Our government has created a system in which some heterosexual couples are granted hundreds of state-level protections and responsibilities. This is done to help strengthen their families and help them raise their children.
These same protections must be extended to the thousands of gays and lesbians in Maryland who are also making their lives and raising families in our great state.
This issue is about civil rights.
Maryland has been a leader on many issues of fairness in employment and other equality issues.
There will always be people who oppose equal marriage rights, just as there were people who once did not think that interracial couples should be allowed to marry.

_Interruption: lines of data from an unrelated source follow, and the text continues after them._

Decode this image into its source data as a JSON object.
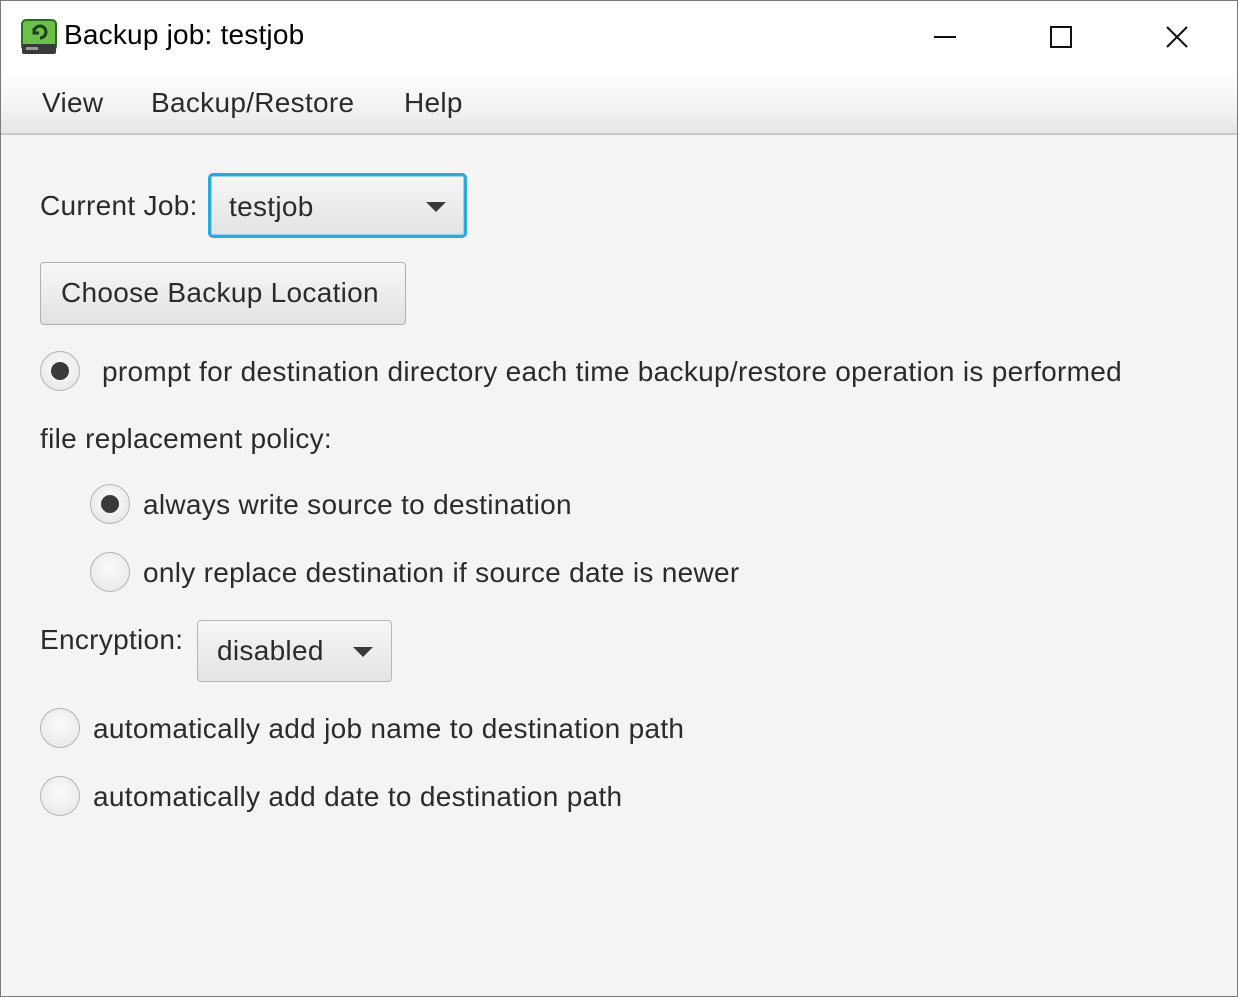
{
  "window": {
    "title": "Backup job: testjob"
  },
  "menu": {
    "items": [
      "View",
      "Backup/Restore",
      "Help"
    ]
  },
  "job": {
    "label": "Current Job:",
    "selected": "testjob"
  },
  "choose_location_button": "Choose Backup Location",
  "prompt_option": {
    "label": "prompt for destination directory each time backup/restore operation is performed",
    "checked": true
  },
  "replacement_policy": {
    "label": "file replacement policy:",
    "options": [
      {
        "label": "always write source to destination",
        "checked": true
      },
      {
        "label": "only replace destination if source date is newer",
        "checked": false
      }
    ]
  },
  "encryption": {
    "label": "Encryption:",
    "selected": "disabled"
  },
  "path_options": [
    {
      "label": "automatically add job name to destination path",
      "checked": false
    },
    {
      "label": "automatically add date to destination path",
      "checked": false
    }
  ],
  "icons": [
    "app-drive-icon",
    "minimize-icon",
    "maximize-icon",
    "close-icon",
    "chevron-down-icon"
  ]
}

But the Assembly should honor Maryland's history of fairness and justice by supporting this important legislation.
Tech tax helps meet state's fiscal needs
In its November special session, the General Assembly applied the state's 6 percent sales tax to computer services.
Members of the state's technology business sector are now pushing hard for the tax to be repealed ("Tech tax will cost state jobs, revenue," letters, March 1). The Assembly should stand firm and retain the tax.
The main focus of our state's economy has shifted from goods to services. But our tax laws are still based on the old goods-based economy.
The revenues from the sales tax go mostly to help pay for health and education. These are important public functions with growing unmet needs.
The state cannot ignore these escalating needs in its budget, and it cannot ignore this large and growing business sector in its tax base.
Computer services tax opponents say the tax will cause technology jobs to stream out of state. I don't believe it. Businesses are here to take advantage of Maryland's well-educated work force, to be close to federal government agencies or to be close to other customers. A 6 percent tax is not going to outweigh those advantages in very many cases.
The main problem with the computer services sales tax is that it singled out just one sector to add to the list of services currently subject to the sales tax.
In the future, the state should move to include a broad range of services in the sales tax. This could perhaps be packaged with a reduction in the overall sales tax rate.
In the meantime, the Assembly should not take a step backward.
Neil L. Bergsman
The writer is director of the Maryland Budget and Tax Policy Institute.
Expectant elephant may need new name
So Felix the elephant is having a baby ("Zoo expecting big day," March 6)?
Can we change her name to Felicity now?